Confederated Modular Differential Equation APIs for Accelerated Algorithm Development and Benchmarking
This work addresses the need for consistent benchmarking and method selection in scientific modeling, though it is incremental as it builds on existing software.
The paper tackles the problem of verifying theoretical advances and comparing methods in differential equation solving by introducing a confederated modular API in DifferentialEquations.jl, which enables researchers to benchmark methods in production settings and helps users select state-of-the-art methods through abstraction.
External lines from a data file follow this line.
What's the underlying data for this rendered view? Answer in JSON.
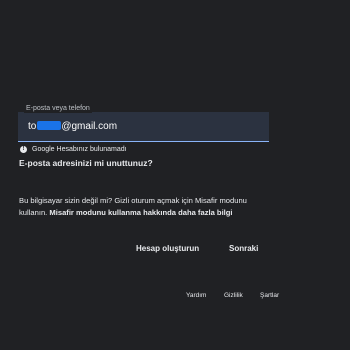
{
  "email": {
    "label": "E-posta veya telefon",
    "value_prefix": "to",
    "value_suffix": "gmail.com",
    "value_at": "@"
  },
  "error": {
    "icon": "info-icon",
    "text": "Google Hesabınız bulunamadı"
  },
  "forgot_email_label": "E-posta adresinizi mi unuttunuz?",
  "guest_mode": {
    "line1": "Bu bilgisayar sizin değil mi? Gizli oturum açmak için Misafir modunu",
    "line2_prefix": "kullanın. ",
    "learn_more": "Misafir modunu kullanma hakkında daha fazla bilgi"
  },
  "actions": {
    "create_account": "Hesap oluşturun",
    "next": "Sonraki"
  },
  "footer": {
    "help": "Yardım",
    "privacy": "Gizlilik",
    "terms": "Şartlar"
  },
  "colors": {
    "background": "#202124",
    "accent": "#8ab4f8",
    "field_fill": "#2b3240",
    "text": "#e8eaed"
  }
}
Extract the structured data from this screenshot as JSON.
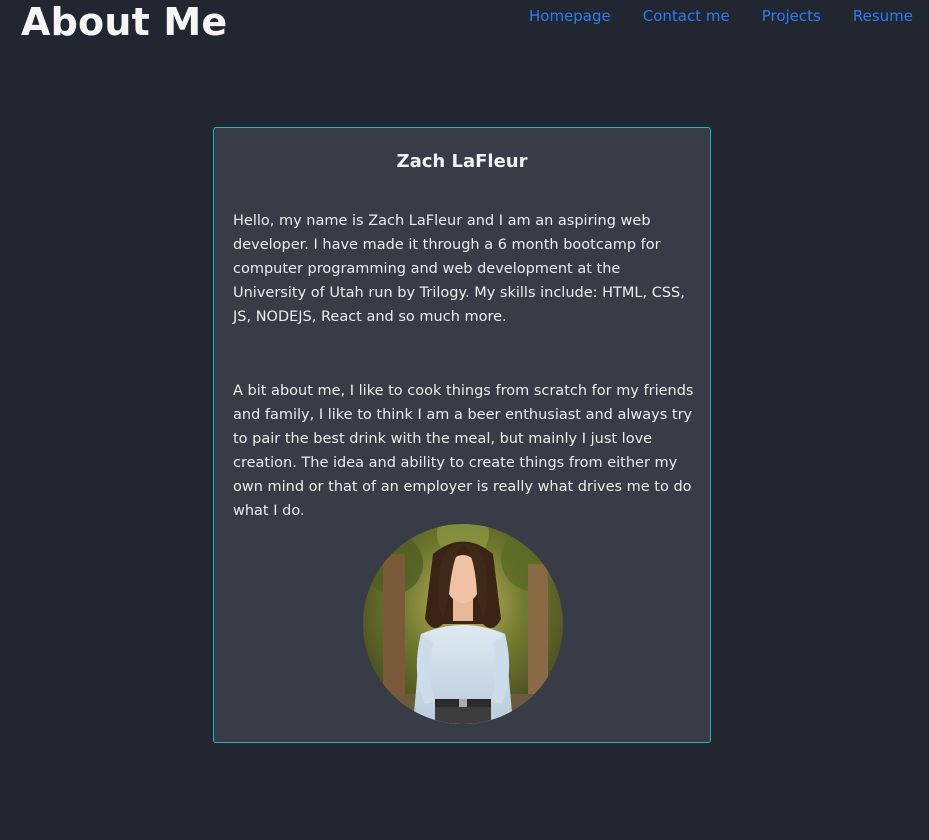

Performant numerical solving of differential equations is required for large-scale scientific modeling. In this manuscript we focus on two questions: (1) how can researchers empirically verify theoretical advances and consistently compare methods in production software settings and (2) how can users (scientific domain experts) keep up with the state-of-the-art methods to select those which are most appropriate? Here we describe how the confederated modular API of DifferentialEquations.jl addresses these concerns. We detail the package-free API which allows numerical methods researchers to readily utilize and benchmark any compatible method directly in full-scale scientific applications. In addition, we describe how the complexity of the method choices is abstracted via a polyalgorithm. We show how scientific tooling built on top of DifferentialEquations.jl, such as packages for dynamical systems quantification and quantum optics simulation, both benefit from this structure and provide themselves as convenient benchmarking tools.